Je demandai au meunier si Jeanne n’avait pas eu à se repentir de son mariage avec Cottereau.

— Non pas que je sache, répondit-il. Le sabotier était un homme sévère, mais sans mauvaiseté, comme ils disent ici. Seulement la mort le prit de bonne heure, et la veuve vint alors habiter la closerie des Poiriers, qu’elle avait reçue d’héritage, avec ses deux filles et ses quatre garçons, parmi lesquels était le fameux Jean Chouan.
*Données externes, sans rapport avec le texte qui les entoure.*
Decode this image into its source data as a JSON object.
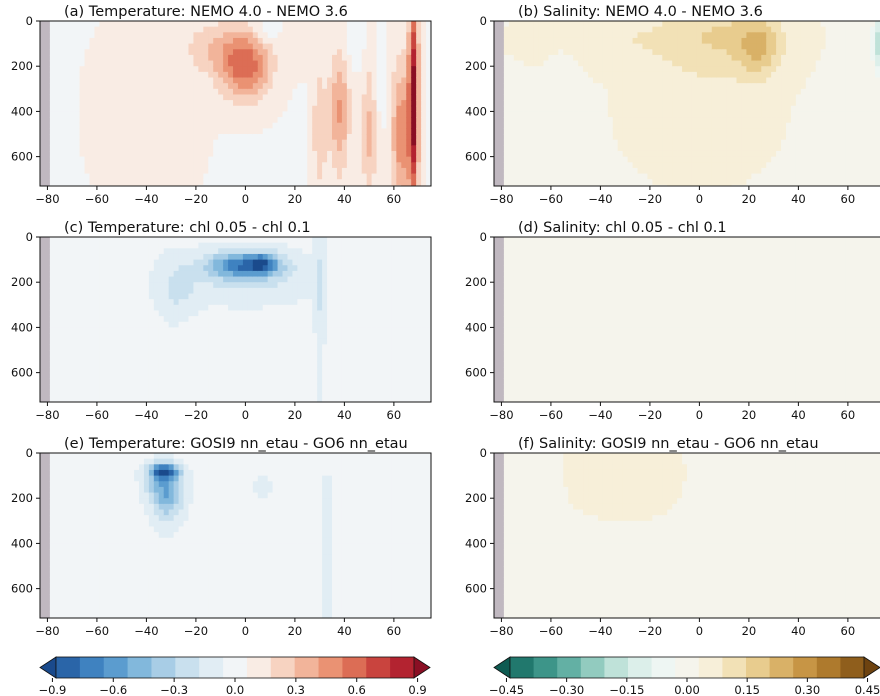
{
  "figure": {
    "panels": [
      {
        "title": "(a) Temperature: NEMO 4.0 - NEMO 3.6",
        "variable": "temperature"
      },
      {
        "title": "(b) Salinity: NEMO 4.0 - NEMO 3.6",
        "variable": "salinity"
      },
      {
        "title": "(c) Temperature: chl 0.05 - chl 0.1",
        "variable": "temperature"
      },
      {
        "title": "(d) Salinity: chl 0.05 - chl 0.1",
        "variable": "salinity"
      },
      {
        "title": "(e) Temperature: GOSI9 nn_etau - GO6 nn_etau",
        "variable": "temperature"
      },
      {
        "title": "(f) Salinity: GOSI9 nn_etau - GO6 nn_etau",
        "variable": "salinity"
      }
    ],
    "x_ticks": [
      "−80",
      "−60",
      "−40",
      "−20",
      "0",
      "20",
      "40",
      "60"
    ],
    "y_ticks": [
      "0",
      "200",
      "400",
      "600"
    ],
    "colorbars": [
      {
        "name": "temperature",
        "ticks": [
          "−0.9",
          "−0.6",
          "−0.3",
          "0.0",
          "0.3",
          "0.6",
          "0.9"
        ]
      },
      {
        "name": "salinity",
        "ticks": [
          "−0.45",
          "−0.30",
          "−0.15",
          "0.00",
          "0.15",
          "0.30",
          "0.45"
        ]
      }
    ]
  },
  "chart_data": {
    "type": "heatmap",
    "layout": "3 rows x 2 columns",
    "x_range": [
      -83,
      75
    ],
    "y_range": [
      0,
      730
    ],
    "y_inverted": true,
    "land_color": "#c0b8c0",
    "colormaps": {
      "temperature": {
        "name": "RdBu_r",
        "range": [
          -1.0,
          1.0
        ],
        "colors": [
          "#1a4a8c",
          "#2a65a8",
          "#3f82c0",
          "#5b9ccf",
          "#82b8dc",
          "#a8cde6",
          "#c9e0ee",
          "#e1edf4",
          "#f2f5f7",
          "#f9ece4",
          "#f7d3c1",
          "#f2b49a",
          "#ea9273",
          "#dc6d55",
          "#c9443e",
          "#b32330",
          "#8a0f24"
        ]
      },
      "salinity": {
        "name": "BrBG_r",
        "range": [
          -0.5,
          0.5
        ],
        "colors": [
          "#0e5b52",
          "#21786d",
          "#3d9589",
          "#63b0a4",
          "#92cbbf",
          "#bfe2d9",
          "#dcefea",
          "#eef6f3",
          "#f5f4ec",
          "#f7efd9",
          "#f2e1b6",
          "#e8cc8e",
          "#d9b167",
          "#c79545",
          "#ae7a2d",
          "#8f5e1c",
          "#6e4310"
        ]
      },
      "extend": "both"
    },
    "panels": [
      {
        "id": "a",
        "colormap": "temperature",
        "background": 0.05,
        "features": [
          {
            "lat": 0,
            "depth": 200,
            "lat_width": 10,
            "depth_width": 150,
            "value": 0.55
          },
          {
            "lat": -13,
            "depth": 120,
            "lat_width": 12,
            "depth_width": 120,
            "value": 0.2
          },
          {
            "lat": 22,
            "depth": 60,
            "lat_width": 8,
            "depth_width": 120,
            "value": 0.12
          },
          {
            "lat": 38,
            "depth": 400,
            "lat_width": 4,
            "depth_width": 280,
            "value": 0.38
          },
          {
            "lat": 30,
            "depth": 480,
            "lat_width": 3,
            "depth_width": 280,
            "value": 0.22
          },
          {
            "lat": 68,
            "depth": 350,
            "lat_width": 2,
            "depth_width": 450,
            "value": 0.9
          },
          {
            "lat": 63,
            "depth": 500,
            "lat_width": 4,
            "depth_width": 320,
            "value": 0.45
          },
          {
            "lat": 50,
            "depth": 500,
            "lat_width": 3,
            "depth_width": 300,
            "value": 0.28
          },
          {
            "lat": 10,
            "depth": 40,
            "lat_width": 6,
            "depth_width": 60,
            "value": -0.12
          },
          {
            "lat": 44,
            "depth": 80,
            "lat_width": 4,
            "depth_width": 100,
            "value": -0.12
          },
          {
            "lat": 55,
            "depth": 300,
            "lat_width": 2,
            "depth_width": 150,
            "value": -0.08
          },
          {
            "lat": -40,
            "depth": 400,
            "lat_width": 20,
            "depth_width": 400,
            "value": 0.06
          }
        ]
      },
      {
        "id": "b",
        "colormap": "salinity",
        "background": 0.02,
        "features": [
          {
            "lat": 10,
            "depth": 60,
            "lat_width": 25,
            "depth_width": 180,
            "value": 0.12
          },
          {
            "lat": 24,
            "depth": 120,
            "lat_width": 8,
            "depth_width": 120,
            "value": 0.14
          },
          {
            "lat": -40,
            "depth": 80,
            "lat_width": 30,
            "depth_width": 120,
            "value": 0.06
          },
          {
            "lat": 72,
            "depth": 100,
            "lat_width": 2,
            "depth_width": 120,
            "value": -0.2
          },
          {
            "lat": 0,
            "depth": 400,
            "lat_width": 30,
            "depth_width": 300,
            "value": 0.04
          },
          {
            "lat": -55,
            "depth": 250,
            "lat_width": 6,
            "depth_width": 200,
            "value": -0.04
          }
        ]
      },
      {
        "id": "c",
        "colormap": "temperature",
        "background": -0.02,
        "features": [
          {
            "lat": 0,
            "depth": 125,
            "lat_width": 14,
            "depth_width": 55,
            "value": -0.65
          },
          {
            "lat": 7,
            "depth": 115,
            "lat_width": 5,
            "depth_width": 40,
            "value": -0.35
          },
          {
            "lat": 0,
            "depth": 190,
            "lat_width": 26,
            "depth_width": 130,
            "value": -0.2
          },
          {
            "lat": -28,
            "depth": 240,
            "lat_width": 8,
            "depth_width": 140,
            "value": -0.15
          },
          {
            "lat": 30,
            "depth": 300,
            "lat_width": 2,
            "depth_width": 450,
            "value": -0.15
          },
          {
            "lat": 0,
            "depth": 450,
            "lat_width": 25,
            "depth_width": 300,
            "value": 0.05
          }
        ]
      },
      {
        "id": "d",
        "colormap": "salinity",
        "background": 0.015,
        "features": [
          {
            "lat": 0,
            "depth": 300,
            "lat_width": 40,
            "depth_width": 300,
            "value": -0.015
          },
          {
            "lat": -60,
            "depth": 400,
            "lat_width": 4,
            "depth_width": 300,
            "value": -0.03
          },
          {
            "lat": 30,
            "depth": 300,
            "lat_width": 2,
            "depth_width": 400,
            "value": -0.03
          }
        ]
      },
      {
        "id": "e",
        "colormap": "temperature",
        "background": -0.02,
        "features": [
          {
            "lat": -33,
            "depth": 80,
            "lat_width": 6,
            "depth_width": 35,
            "value": -0.7
          },
          {
            "lat": -33,
            "depth": 150,
            "lat_width": 7,
            "depth_width": 90,
            "value": -0.4
          },
          {
            "lat": -31,
            "depth": 230,
            "lat_width": 6,
            "depth_width": 110,
            "value": -0.22
          },
          {
            "lat": 7,
            "depth": 140,
            "lat_width": 3,
            "depth_width": 50,
            "value": -0.18
          },
          {
            "lat": 33,
            "depth": 500,
            "lat_width": 2,
            "depth_width": 400,
            "value": -0.15
          },
          {
            "lat": 10,
            "depth": 40,
            "lat_width": 15,
            "depth_width": 80,
            "value": 0.06
          },
          {
            "lat": -20,
            "depth": 600,
            "lat_width": 10,
            "depth_width": 200,
            "value": 0.06
          }
        ]
      },
      {
        "id": "f",
        "colormap": "salinity",
        "background": 0.025,
        "features": [
          {
            "lat": -30,
            "depth": 100,
            "lat_width": 20,
            "depth_width": 150,
            "value": 0.03
          },
          {
            "lat": 10,
            "depth": 300,
            "lat_width": 12,
            "depth_width": 300,
            "value": -0.02
          },
          {
            "lat": 30,
            "depth": 350,
            "lat_width": 3,
            "depth_width": 400,
            "value": -0.03
          },
          {
            "lat": -60,
            "depth": 400,
            "lat_width": 4,
            "depth_width": 300,
            "value": -0.03
          }
        ]
      }
    ]
  }
}
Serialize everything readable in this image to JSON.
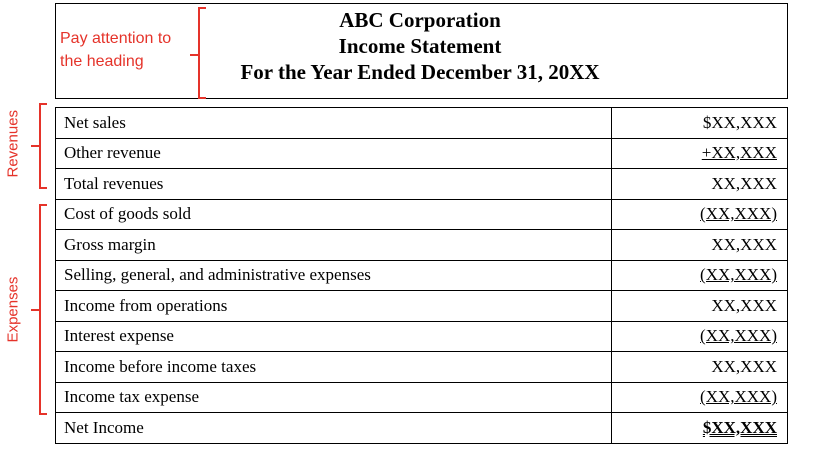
{
  "heading": {
    "company": "ABC Corporation",
    "statement": "Income Statement",
    "period": "For the Year Ended December 31, 20XX"
  },
  "annotations": {
    "heading_note_line1": "Pay attention to",
    "heading_note_line2": "the heading",
    "revenues_label": "Revenues",
    "expenses_label": "Expenses",
    "accent_color": "#e5332a"
  },
  "rows": [
    {
      "label": "Net sales",
      "amount": "$XX,XXX"
    },
    {
      "label": "Other revenue",
      "amount": "+XX,XXX"
    },
    {
      "label": "Total revenues",
      "amount": "XX,XXX"
    },
    {
      "label": "Cost of goods sold",
      "amount": "(XX,XXX)"
    },
    {
      "label": "Gross margin",
      "amount": "XX,XXX"
    },
    {
      "label": "Selling, general, and administrative expenses",
      "amount": "(XX,XXX)"
    },
    {
      "label": "Income from operations",
      "amount": "XX,XXX"
    },
    {
      "label": "Interest expense",
      "amount": "(XX,XXX)"
    },
    {
      "label": "Income before income taxes",
      "amount": "XX,XXX"
    },
    {
      "label": "Income tax expense",
      "amount": "(XX,XXX)"
    },
    {
      "label": "Net Income",
      "amount": "$XX,XXX"
    }
  ]
}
Avant d’avoir déclaré la guerre aux bleus, Jean était déjà le plus célèbre faux-saulnier du Maine, et la preuve, c’est qu’on chante encore aujourd’hui la complainte du gas mentoux. On lui avait donné ce nom à cause de ses ruses pour tromper les gabeleurs et de ses hâbleries avec les contrebandiers qu’il entraînait toujours dans quelque casse-cou en répétant qu’il n’y avait pas de danger. C’était sa phrase ordinaire. Lui-même pourtant, malgré son adresse, ne se tirait pas toujours d’affaire sans coups, sans pertes ou sans prison ; seulement il se vengeait par de bons tours. Un jour les commis de Laval, qui l’avaient fait condamner

  1. Ces mariages, célébrés secrètement par les prêtres, qui, comme on le sait, tenaient les registres de l’état civil avant la révolution, étaient fort rares, mais non sans exemples : c’étaient des cas exceptionnels dans lesquels le curé violait la loi civile dans l’intérêt de la loi religieuse et en obéissant à une inspiration de conscience dont il n’était responsable que devant son évêque ; il remettait alors aux époux unis secrètement un certificat latin constatant la légitimité religieuse de leur mariage, afin qu’ils ne fussent point inquiétés dans leur paroisse comme concubinaires.